Graph-Learn (formerly AliGraph) is a distributed framework designed for the development and application of large-scale graph neural networks. It has been successfully applied to many scenarios within Alibaba, such as search recommendation, network security, and knowledge graph. After Graph-Learn 1.0, we added online inference services to the Graph-Learn framework, providing a complete solution including training and inference for GNNs to be used in real business.

  • GraphLearn-Training

    The training framework, supports sampling on batch graphs, training offline or incremental GNN models. It provides both Python and C++ interfaces for graph sampling operations and provides a gremlin-like GSL (Graph Sampling Language) interface. For GNN models, Graph-Learn provides a set of paradigms and processes for model development. It is compatible with both TensorFlow and PyTorch, and provides data layer, model layer interfaces and rich model examples.

  • Dynamic-Graph-Service

    An online inference service, supports real-time sampling on dynamic graphs with streaming graph updates. It provides a performance guarantee of sampling P99 latency in 20ms on large-scale dynamic graphs. The Client side of the Online Inference Service provides Java GSL interfaces and Tensorflow Model Predict.
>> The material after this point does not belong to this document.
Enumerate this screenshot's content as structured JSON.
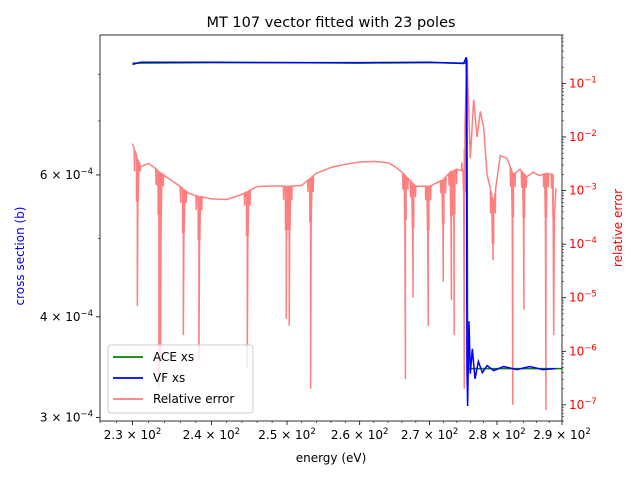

A complete training, inference chain is as follows. overview

  1. A user initiates a request on the Web (0), samples in real time on the dynamic graph via the Client side (1), uses the samples as model input, and requests the prediction results from the Model service (3).

  2. the prediction results, feedback, and some context on the Web are sent to the Data Hub (0, 3), eg, Log Service.

  3. data updates streamingly flow into the Dynamic Graph Service as graph updates (4).

  4. GraphLearn-Training hourly loads window of graph data, incremental trains models, and updates model on tensorflow Model service.